When I first started riding, I
had to sing songs to remind myself to pedal on each beat. This required
so much thought that I would forget to breathe and would tighten up my
back until it was a total knot. Yoga techniques help with both these
problems, which is why I often refer to unicycling as uniyoga—besides,
it’s the ultimate balance pose! Now, in the yoga studio, I sometimes
visualize myself on that one-wheeled wonder and boy, do my poses sharpen
3. Lean into the wind or get blown right over.
I ride one morning a week, all year long, through all kinds of weather.
Rain, snow flurries and scorching sun are no problem. Wind is the
problem. Here, I had to remember what I learned in that church basement
in New York City where I took those budget sailing lessons many years
ago. The instructor walked in with a fan and said, “Today we are going
to learn about wind” and he proceeded to blow it at us from various
directions and attempt to teach us the proper ways to jib and jab.
So now, on Zippy, when the wind blows, I try to figure out which way
the fan is pointed and react accordingly. My arms are the sails. I
raise and lower them slightly, making minor corrections, until I once
again maintain equilibrium. When the wind blows straight at me, there
is only one defense, however. I must lean forward into it and keep on
pedaling. Likewise, when adversity hits in life, I see it as wind to
which I must simply react by either making adjustments or leaning into
and plowing through.
4. Keep your focus on where you want to go, not where you are.

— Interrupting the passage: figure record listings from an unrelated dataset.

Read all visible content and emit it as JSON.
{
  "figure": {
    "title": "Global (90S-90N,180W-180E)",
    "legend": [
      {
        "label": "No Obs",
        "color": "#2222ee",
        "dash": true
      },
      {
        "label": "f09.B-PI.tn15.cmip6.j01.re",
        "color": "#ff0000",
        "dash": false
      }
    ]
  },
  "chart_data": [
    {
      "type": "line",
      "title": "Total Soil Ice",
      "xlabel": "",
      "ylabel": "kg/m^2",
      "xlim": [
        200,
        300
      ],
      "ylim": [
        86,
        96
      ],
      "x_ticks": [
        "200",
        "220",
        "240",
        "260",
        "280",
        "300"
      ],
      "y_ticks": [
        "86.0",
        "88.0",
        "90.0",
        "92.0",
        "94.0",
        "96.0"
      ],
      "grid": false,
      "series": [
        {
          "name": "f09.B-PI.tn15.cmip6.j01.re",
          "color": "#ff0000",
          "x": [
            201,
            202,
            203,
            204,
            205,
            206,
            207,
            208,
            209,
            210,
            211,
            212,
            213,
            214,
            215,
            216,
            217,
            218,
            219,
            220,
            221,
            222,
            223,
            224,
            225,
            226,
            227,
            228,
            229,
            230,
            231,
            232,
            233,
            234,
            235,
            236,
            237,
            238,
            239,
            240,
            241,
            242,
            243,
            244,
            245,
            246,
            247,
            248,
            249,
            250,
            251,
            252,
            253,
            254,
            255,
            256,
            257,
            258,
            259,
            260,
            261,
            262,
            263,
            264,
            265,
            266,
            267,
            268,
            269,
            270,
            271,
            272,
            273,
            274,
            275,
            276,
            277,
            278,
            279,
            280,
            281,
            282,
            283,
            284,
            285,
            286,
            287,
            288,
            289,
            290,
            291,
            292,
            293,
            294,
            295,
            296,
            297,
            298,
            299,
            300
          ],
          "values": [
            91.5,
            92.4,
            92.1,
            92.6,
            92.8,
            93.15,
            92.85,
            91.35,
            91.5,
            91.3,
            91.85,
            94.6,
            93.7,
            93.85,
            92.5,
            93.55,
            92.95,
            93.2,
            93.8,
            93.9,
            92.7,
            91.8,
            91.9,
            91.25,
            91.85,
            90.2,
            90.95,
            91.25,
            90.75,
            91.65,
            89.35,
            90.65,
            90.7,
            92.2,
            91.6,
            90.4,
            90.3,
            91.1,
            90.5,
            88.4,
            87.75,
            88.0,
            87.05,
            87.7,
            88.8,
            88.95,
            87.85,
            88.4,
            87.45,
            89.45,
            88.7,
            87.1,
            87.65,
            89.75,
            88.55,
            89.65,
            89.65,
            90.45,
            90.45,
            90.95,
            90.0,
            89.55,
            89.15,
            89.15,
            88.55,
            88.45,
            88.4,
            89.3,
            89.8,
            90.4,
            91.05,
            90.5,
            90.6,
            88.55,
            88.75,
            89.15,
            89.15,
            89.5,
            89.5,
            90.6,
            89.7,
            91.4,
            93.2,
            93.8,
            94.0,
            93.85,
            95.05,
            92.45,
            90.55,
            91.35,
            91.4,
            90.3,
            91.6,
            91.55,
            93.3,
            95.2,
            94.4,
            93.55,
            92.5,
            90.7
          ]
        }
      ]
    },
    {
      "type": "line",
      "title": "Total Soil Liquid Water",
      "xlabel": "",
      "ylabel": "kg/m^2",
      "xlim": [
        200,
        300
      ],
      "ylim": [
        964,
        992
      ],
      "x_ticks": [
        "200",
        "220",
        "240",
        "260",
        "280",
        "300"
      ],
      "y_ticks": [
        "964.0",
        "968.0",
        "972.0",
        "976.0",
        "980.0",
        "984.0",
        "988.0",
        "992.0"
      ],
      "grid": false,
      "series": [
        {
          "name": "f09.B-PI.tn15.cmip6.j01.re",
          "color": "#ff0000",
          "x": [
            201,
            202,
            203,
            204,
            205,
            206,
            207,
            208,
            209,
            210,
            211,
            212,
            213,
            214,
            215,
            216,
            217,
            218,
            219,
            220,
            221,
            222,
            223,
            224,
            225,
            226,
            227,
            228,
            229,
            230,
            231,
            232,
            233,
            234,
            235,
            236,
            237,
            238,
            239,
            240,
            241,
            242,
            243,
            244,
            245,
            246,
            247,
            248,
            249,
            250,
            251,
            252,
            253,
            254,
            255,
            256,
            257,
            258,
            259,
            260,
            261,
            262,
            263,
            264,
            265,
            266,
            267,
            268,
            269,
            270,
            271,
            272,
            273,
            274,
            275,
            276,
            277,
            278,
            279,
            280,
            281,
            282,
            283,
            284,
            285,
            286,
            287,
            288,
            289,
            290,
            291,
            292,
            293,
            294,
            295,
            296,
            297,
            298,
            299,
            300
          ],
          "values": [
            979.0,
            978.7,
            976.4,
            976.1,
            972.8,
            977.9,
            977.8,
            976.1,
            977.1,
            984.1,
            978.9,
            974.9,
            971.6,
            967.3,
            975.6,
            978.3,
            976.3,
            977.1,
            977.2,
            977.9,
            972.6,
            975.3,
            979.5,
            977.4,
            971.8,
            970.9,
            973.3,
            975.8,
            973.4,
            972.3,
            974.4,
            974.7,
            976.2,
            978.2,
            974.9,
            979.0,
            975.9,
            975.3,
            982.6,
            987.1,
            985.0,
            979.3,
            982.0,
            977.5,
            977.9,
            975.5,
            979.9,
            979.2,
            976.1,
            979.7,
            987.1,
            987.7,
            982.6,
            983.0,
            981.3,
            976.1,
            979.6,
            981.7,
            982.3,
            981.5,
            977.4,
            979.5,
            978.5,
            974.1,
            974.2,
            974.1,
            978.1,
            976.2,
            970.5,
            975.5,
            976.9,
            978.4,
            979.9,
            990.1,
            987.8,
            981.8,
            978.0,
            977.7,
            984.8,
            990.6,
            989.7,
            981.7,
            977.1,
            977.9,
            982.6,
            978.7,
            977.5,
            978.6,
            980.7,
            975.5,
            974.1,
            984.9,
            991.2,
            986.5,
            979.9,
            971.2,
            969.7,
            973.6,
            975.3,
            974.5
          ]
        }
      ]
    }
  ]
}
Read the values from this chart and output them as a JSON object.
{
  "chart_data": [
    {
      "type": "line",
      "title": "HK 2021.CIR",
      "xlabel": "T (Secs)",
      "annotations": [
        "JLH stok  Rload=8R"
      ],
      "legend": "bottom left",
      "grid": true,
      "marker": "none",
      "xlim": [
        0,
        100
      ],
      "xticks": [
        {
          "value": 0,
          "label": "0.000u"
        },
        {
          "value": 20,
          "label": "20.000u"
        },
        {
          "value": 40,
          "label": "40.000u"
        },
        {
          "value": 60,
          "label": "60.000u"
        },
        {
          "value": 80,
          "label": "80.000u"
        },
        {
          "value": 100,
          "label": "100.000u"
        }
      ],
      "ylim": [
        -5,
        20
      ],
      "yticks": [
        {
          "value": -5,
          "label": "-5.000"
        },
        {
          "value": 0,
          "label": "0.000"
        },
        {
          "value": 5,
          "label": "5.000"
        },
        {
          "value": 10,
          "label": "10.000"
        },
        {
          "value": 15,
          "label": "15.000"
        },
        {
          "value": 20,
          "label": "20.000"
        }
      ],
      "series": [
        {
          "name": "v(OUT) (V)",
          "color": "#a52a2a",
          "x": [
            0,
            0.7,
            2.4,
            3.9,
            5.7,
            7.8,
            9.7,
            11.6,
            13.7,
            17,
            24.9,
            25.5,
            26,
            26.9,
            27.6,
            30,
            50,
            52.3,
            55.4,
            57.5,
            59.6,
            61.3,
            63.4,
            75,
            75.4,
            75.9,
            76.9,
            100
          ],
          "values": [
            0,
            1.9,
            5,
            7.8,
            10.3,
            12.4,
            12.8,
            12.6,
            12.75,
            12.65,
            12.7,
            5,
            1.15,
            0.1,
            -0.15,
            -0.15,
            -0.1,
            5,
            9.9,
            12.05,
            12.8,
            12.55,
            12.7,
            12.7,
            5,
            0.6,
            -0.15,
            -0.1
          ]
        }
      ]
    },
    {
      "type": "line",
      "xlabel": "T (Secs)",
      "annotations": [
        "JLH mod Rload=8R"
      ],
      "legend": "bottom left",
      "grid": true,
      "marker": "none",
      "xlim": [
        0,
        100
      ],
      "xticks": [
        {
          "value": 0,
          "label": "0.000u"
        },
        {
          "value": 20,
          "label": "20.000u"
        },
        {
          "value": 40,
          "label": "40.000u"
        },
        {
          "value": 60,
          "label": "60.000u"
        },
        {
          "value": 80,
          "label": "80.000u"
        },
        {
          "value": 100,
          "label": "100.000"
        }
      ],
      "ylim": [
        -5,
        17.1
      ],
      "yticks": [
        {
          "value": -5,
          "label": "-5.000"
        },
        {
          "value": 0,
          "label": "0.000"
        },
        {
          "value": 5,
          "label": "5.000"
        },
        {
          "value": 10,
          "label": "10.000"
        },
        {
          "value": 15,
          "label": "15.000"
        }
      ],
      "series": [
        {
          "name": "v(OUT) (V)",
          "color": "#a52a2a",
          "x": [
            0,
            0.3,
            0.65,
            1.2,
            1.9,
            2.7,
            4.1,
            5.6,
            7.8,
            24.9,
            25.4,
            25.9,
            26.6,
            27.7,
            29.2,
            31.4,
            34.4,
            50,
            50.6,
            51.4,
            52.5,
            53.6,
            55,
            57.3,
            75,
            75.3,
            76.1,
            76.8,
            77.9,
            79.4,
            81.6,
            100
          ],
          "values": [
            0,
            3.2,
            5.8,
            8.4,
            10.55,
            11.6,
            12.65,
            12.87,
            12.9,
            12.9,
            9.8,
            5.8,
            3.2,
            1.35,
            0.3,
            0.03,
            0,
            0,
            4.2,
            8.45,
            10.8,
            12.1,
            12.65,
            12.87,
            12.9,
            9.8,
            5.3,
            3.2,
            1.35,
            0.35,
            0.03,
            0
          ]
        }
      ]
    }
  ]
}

I heard once that heads weigh something like ten pounds so if you keep
moving your head around, you throw off your balance. Focus is
everything. On Zippy, I lock my eyes on a mid-distance point ahead of
me and go toward it, although my ears stay tuned for sounds in the
present so I can tell if a dog runs up behind me (never fun) or respond
to a jogger who wants to chat (which is often). In my daily life, I try
to keep mindful of my big-picture intentions, and just keep the
momentum going in order to get there.
5. Don’t worry about how silly you look. Who really cares?
I’m a middle-aged suburban mom. I live in a neighborhood where we have
to get the color of our shutters approved before repainting. I don’t
know how many people ride a unicycle in this country, but here in my
town, no one does but me, as far as I can tell. Riding a unicycle is a
little out there. But, you know what? Once I got out there, and once
the high school kids stopped heckling me from the windows that overlook
the track, unicycling became the most normal thing in the world for me.
I was free. Truly free.
I can skip wildly down the street,
sing out of tune while washing my car, jump awkwardly off the diving
board at the community pool, laugh from deep in my soul, and even allow
myself to be vulnerable to criticism and yes, even rejection. It’s
okay. It’s part of living my life out loud. Even though my shutters
are a lovely shade of blue.
6. Celebrate the joy of achievement, no matter how truly useless the skill.
I can do something today I couldn’t do a few years ago, and something
most people have never tried to do at all. Each time I have a setback
in my life, I remind myself, “Yeah, but you can ride a unicycle” and it
always make me smile. I am proud of myself. And somehow I am once
again connected to a spirit I almost lost, who is curious to see where
the road less traveled will take her.